L'atelier compte dans ses effectifs deux chargées d'accompagnement socio-professionnel qui accueillent ces publics et les aident à lever les freins qui les éloignent du monde du travail. La langue, mais aussi le logement et la mobilité, en lien avec différents partenaires. Et si quelques uns voient leur contrat d'insertion se transformer en CDI, la vocation de Pain et Partage, est surtout, en tant qu'entreprise et chantier d'insertion, de servir de tremplin vers un autre emploi, pérenne, ou vers une formation qualifiante. Un pari réussi dans 65% des cas, dans la boulangerie parfois, mais plus généralement dans d'autres secteurs.

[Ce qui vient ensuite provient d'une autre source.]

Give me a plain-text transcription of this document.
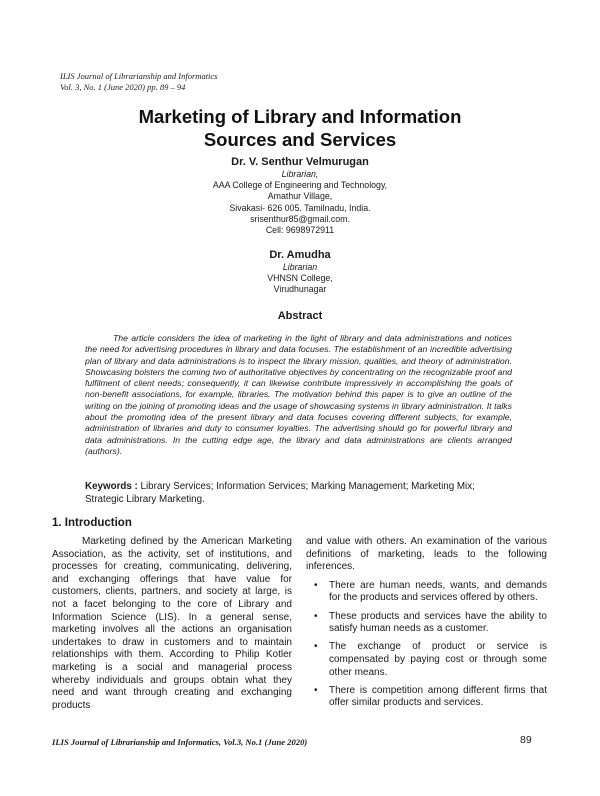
ILIS Journal of Librarianship and Informatics
Vol. 3, No. 1 (June 2020) pp. 89 – 94
Marketing of Library and Information
Sources and Services
Dr. V. Senthur Velmurugan
Librarian,
AAA College of Engineering and Technology,
Amathur Village,
Sivakasi- 626 005. Tamilnadu, India.
srisenthur85@gmail.com.
Cell: 9698972911
Dr. Amudha
Librarian
VHNSN College,
Virudhunagar
Abstract

The article considers the idea of marketing in the light of library and data administrations and notices the need for advertising procedures in library and data focuses. The establishment of an incredible advertising plan of library and data administrations is to inspect the library mission, qualities, and theory of administration. Showcasing bolsters the coming two of authoritative objectives by concentrating on the recognizable proof and fulfilment of client needs; consequently, it can likewise contribute impressively in accomplishing the goals of non-benefit associations, for example, libraries. The motivation behind this paper is to give an outline of the writing on the joining of promoting ideas and the usage of showcasing systems in library administration. It talks about the promoting idea of the present library and data focuses covering different subjects, for example, administration of libraries and duty to consumer loyalties. The advertising should go for powerful library and data administrations. In the cutting edge age, the library and data administrations are clients arranged (authors).

Keywords : Library Services; Information Services; Marking Management; Marketing Mix; Strategic Library Marketing.

1. Introduction

Marketing defined by the American Marketing Association, as the activity, set of institutions, and processes for creating, communicating, delivering, and exchanging offerings that have value for customers, clients, partners, and society at large, is not a facet belonging to the core of Library and Information Science (LIS). In a general sense, marketing involves all the actions an organisation undertakes to draw in customers and to maintain relationships with them. According to Philip Kotler marketing is a social and managerial process whereby individuals and groups obtain what they need and want through creating and exchanging products

and value with others. An examination of the various definitions of marketing, leads to the following inferences.

• There are human needs, wants, and demands for the products and services offered by others.
• These products and services have the ability to satisfy human needs as a customer.
• The exchange of product or service is compensated by paying cost or through some other means.
• There is competition among different firms that offer similar products and services.
ILIS Journal of Librarianship and Informatics, Vol.3, No.1 (June 2020)	89
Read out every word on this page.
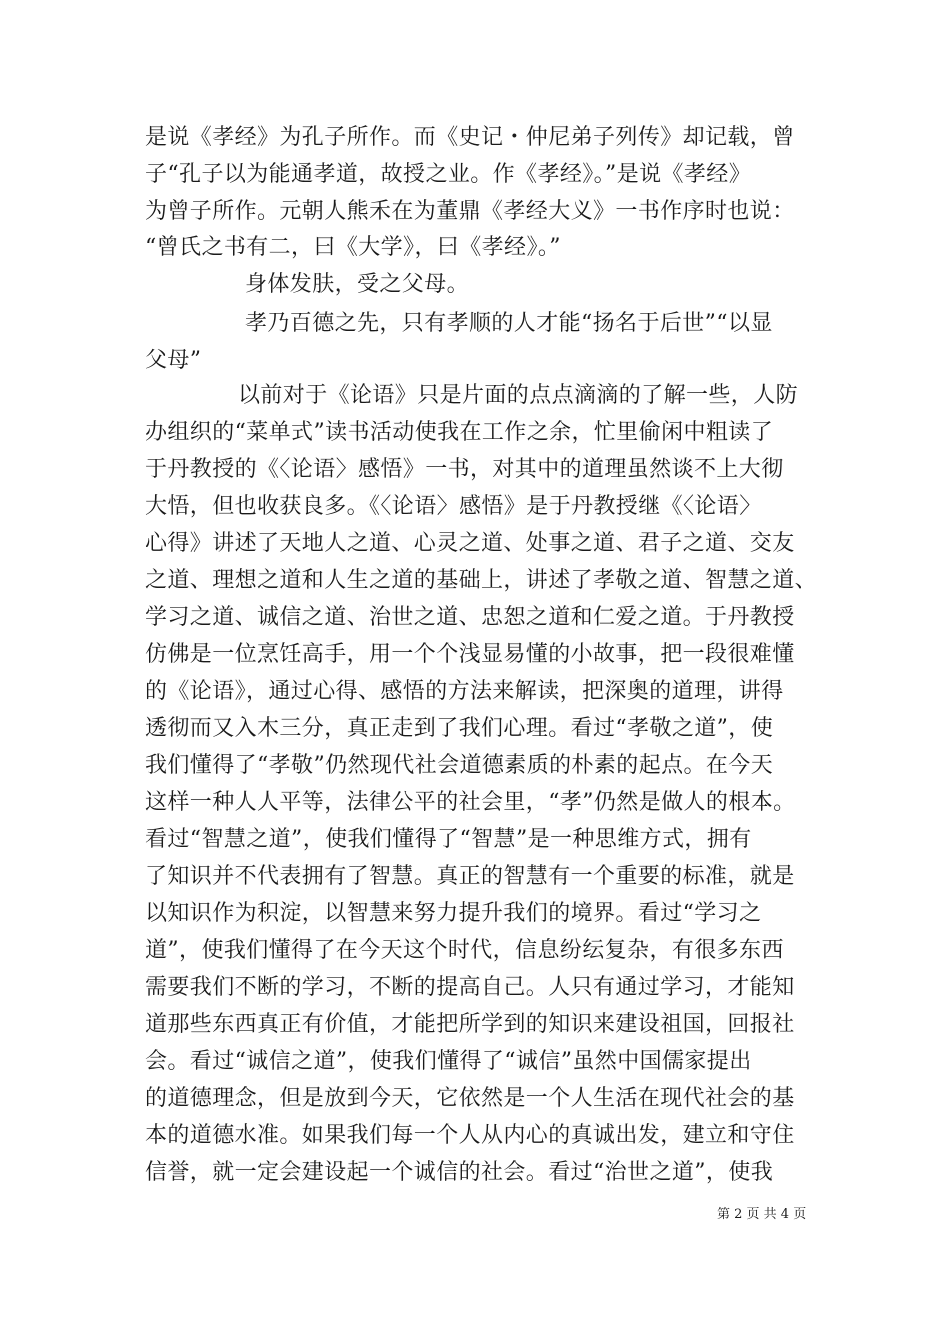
是说《孝经》为孔子所作。而《史记・仲尼弟子列传》却记载，曾
子“孔子以为能通孝道，故授之业。作《孝经》。”是说《孝经》
为曾子所作。元朝人熊禾在为董鼎《孝经大义》一书作序时也说：
“曾氏之书有二，曰《大学》，曰《孝经》。”
身体发肤，受之父母。
孝乃百德之先，只有孝顺的人才能“扬名于后世”“以显
父母”
以前对于《论语》只是片面的点点滴滴的了解一些，人防
办组织的“菜单式”读书活动使我在工作之余，忙里偷闲中粗读了
于丹教授的《〈论语〉感悟》一书，对其中的道理虽然谈不上大彻
大悟，但也收获良多。《〈论语〉感悟》是于丹教授继《〈论语〉
心得》讲述了天地人之道、心灵之道、处事之道、君子之道、交友
之道、理想之道和人生之道的基础上，讲述了孝敬之道、智慧之道、
学习之道、诚信之道、治世之道、忠恕之道和仁爱之道。于丹教授
仿佛是一位烹饪高手，用一个个浅显易懂的小故事，把一段很难懂
的《论语》，通过心得、感悟的方法来解读，把深奥的道理，讲得
透彻而又入木三分，真正走到了我们心理。看过“孝敬之道”，使
我们懂得了“孝敬”仍然现代社会道德素质的朴素的起点。在今天
这样一种人人平等，法律公平的社会里，“孝”仍然是做人的根本。
看过“智慧之道”，使我们懂得了“智慧”是一种思维方式，拥有
了知识并不代表拥有了智慧。真正的智慧有一个重要的标准，就是
以知识作为积淀，以智慧来努力提升我们的境界。看过“学习之
道”，使我们懂得了在今天这个时代，信息纷纭复杂，有很多东西
需要我们不断的学习，不断的提高自己。人只有通过学习，才能知
道那些东西真正有价值，才能把所学到的知识来建设祖国，回报社
会。看过“诚信之道”，使我们懂得了“诚信”虽然中国儒家提出
的道德理念，但是放到今天，它依然是一个人生活在现代社会的基
本的道德水准。如果我们每一个人从内心的真诚出发，建立和守住
信誉，就一定会建设起一个诚信的社会。看过“治世之道”，使我
第 2 页 共 4 页
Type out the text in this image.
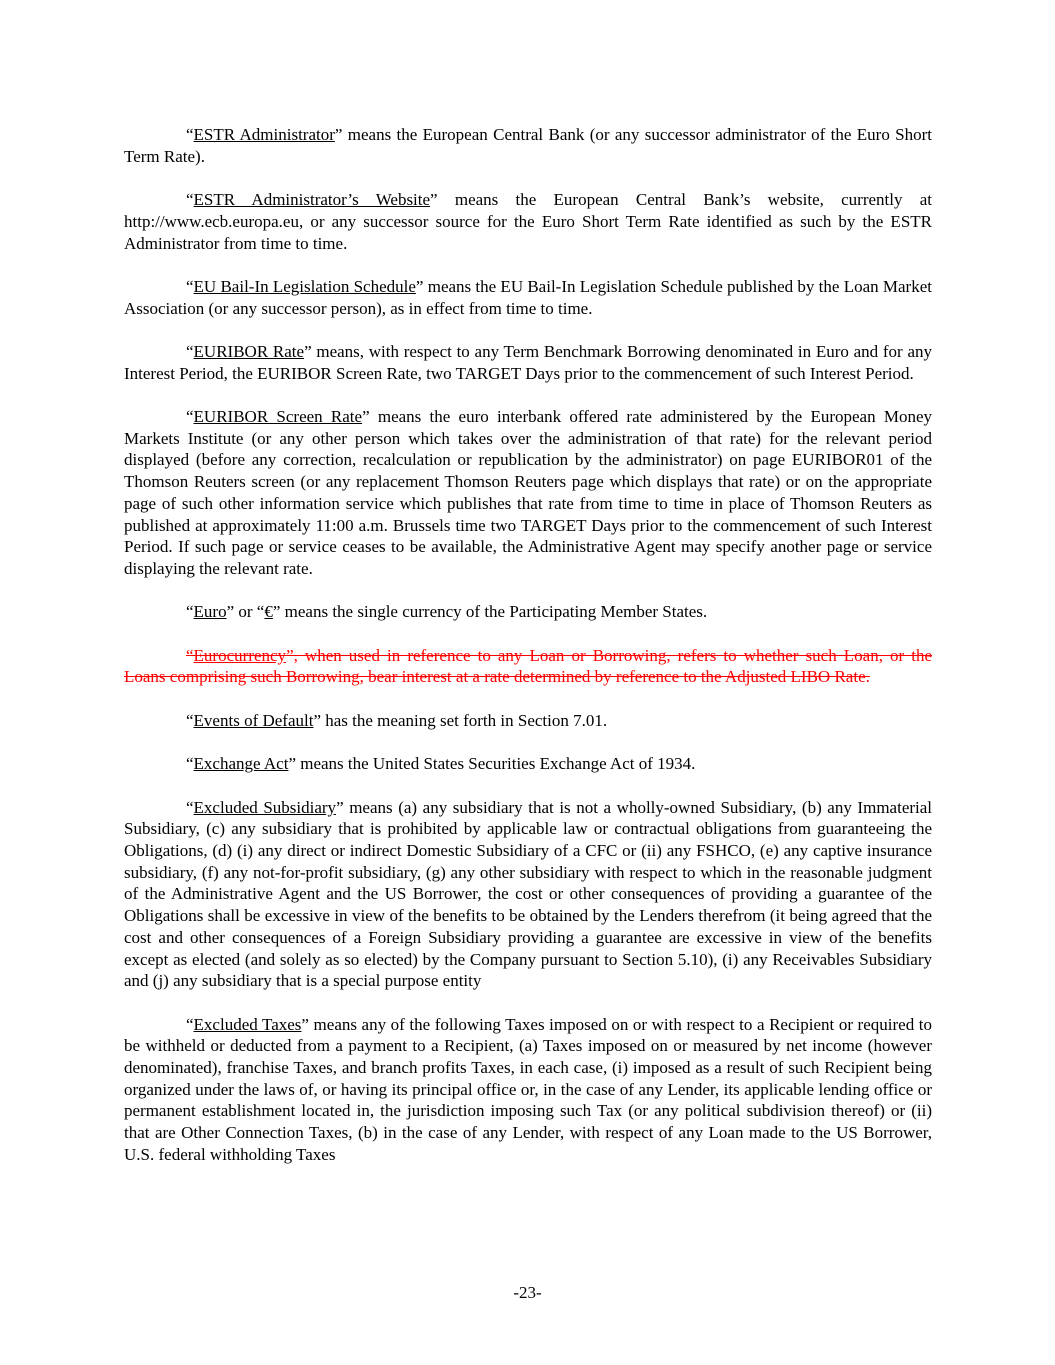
“ESTR Administrator” means the European Central Bank (or any successor administrator of the Euro Short Term Rate).

“ESTR Administrator’s Website” means the European Central Bank’s website, currently at http://www.ecb.europa.eu, or any successor source for the Euro Short Term Rate identified as such by the ESTR Administrator from time to time.

“EU Bail-In Legislation Schedule” means the EU Bail-In Legislation Schedule published by the Loan Market Association (or any successor person), as in effect from time to time.

“EURIBOR Rate” means, with respect to any Term Benchmark Borrowing denominated in Euro and for any Interest Period, the EURIBOR Screen Rate, two TARGET Days prior to the commencement of such Interest Period.

“EURIBOR Screen Rate” means the euro interbank offered rate administered by the European Money Markets Institute (or any other person which takes over the administration of that rate) for the relevant period displayed (before any correction, recalculation or republication by the administrator) on page EURIBOR01 of the Thomson Reuters screen (or any replacement Thomson Reuters page which displays that rate) or on the appropriate page of such other information service which publishes that rate from time to time in place of Thomson Reuters as published at approximately 11:00 a.m. Brussels time two TARGET Days prior to the commencement of such Interest Period. If such page or service ceases to be available, the Administrative Agent may specify another page or service displaying the relevant rate.

“Euro” or “€” means the single currency of the Participating Member States.

“Eurocurrency”, when used in reference to any Loan or Borrowing, refers to whether such Loan, or the Loans comprising such Borrowing, bear interest at a rate determined by reference to the Adjusted LIBO Rate.

“Events of Default” has the meaning set forth in Section 7.01.

“Exchange Act” means the United States Securities Exchange Act of 1934.

“Excluded Subsidiary” means (a) any subsidiary that is not a wholly-owned Subsidiary, (b) any Immaterial Subsidiary, (c) any subsidiary that is prohibited by applicable law or contractual obligations from guaranteeing the Obligations, (d) (i) any direct or indirect Domestic Subsidiary of a CFC or (ii) any FSHCO, (e) any captive insurance subsidiary, (f) any not-for-profit subsidiary, (g) any other subsidiary with respect to which in the reasonable judgment of the Administrative Agent and the US Borrower, the cost or other consequences of providing a guarantee of the Obligations shall be excessive in view of the benefits to be obtained by the Lenders therefrom (it being agreed that the cost and other consequences of a Foreign Subsidiary providing a guarantee are excessive in view of the benefits except as elected (and solely as so elected) by the Company pursuant to Section 5.10), (i) any Receivables Subsidiary and (j) any subsidiary that is a special purpose entity

“Excluded Taxes” means any of the following Taxes imposed on or with respect to a Recipient or required to be withheld or deducted from a payment to a Recipient, (a) Taxes imposed on or measured by net income (however denominated), franchise Taxes, and branch profits Taxes, in each case, (i) imposed as a result of such Recipient being organized under the laws of, or having its principal office or, in the case of any Lender, its applicable lending office or permanent establishment located in, the jurisdiction imposing such Tax (or any political subdivision thereof) or (ii) that are Other Connection Taxes, (b) in the case of any Lender, with respect of any Loan made to the US Borrower, U.S. federal withholding Taxes

-23-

La restauration collective comme débouché

« Ici, poursuit l'encadrant technique en montrant du doigt une machine, c'est le levain. On fait varier la température pour le rafraîchir tous les jours ».

Levain, farine et eau sont mélangés pour la première étape : le fraisage. S'y ajoutent sel, levure et améliorant à base de blé pour le pétrissage qui s'effectue en deux temps. « Là, c'est fini », indique-t-il alors qu'un son strident vient de s'échapper du pétrin. D'une main légère, il saupoudre l'imposante masse d'un jet de farine; « c'est pour donner de la force à la pâte ».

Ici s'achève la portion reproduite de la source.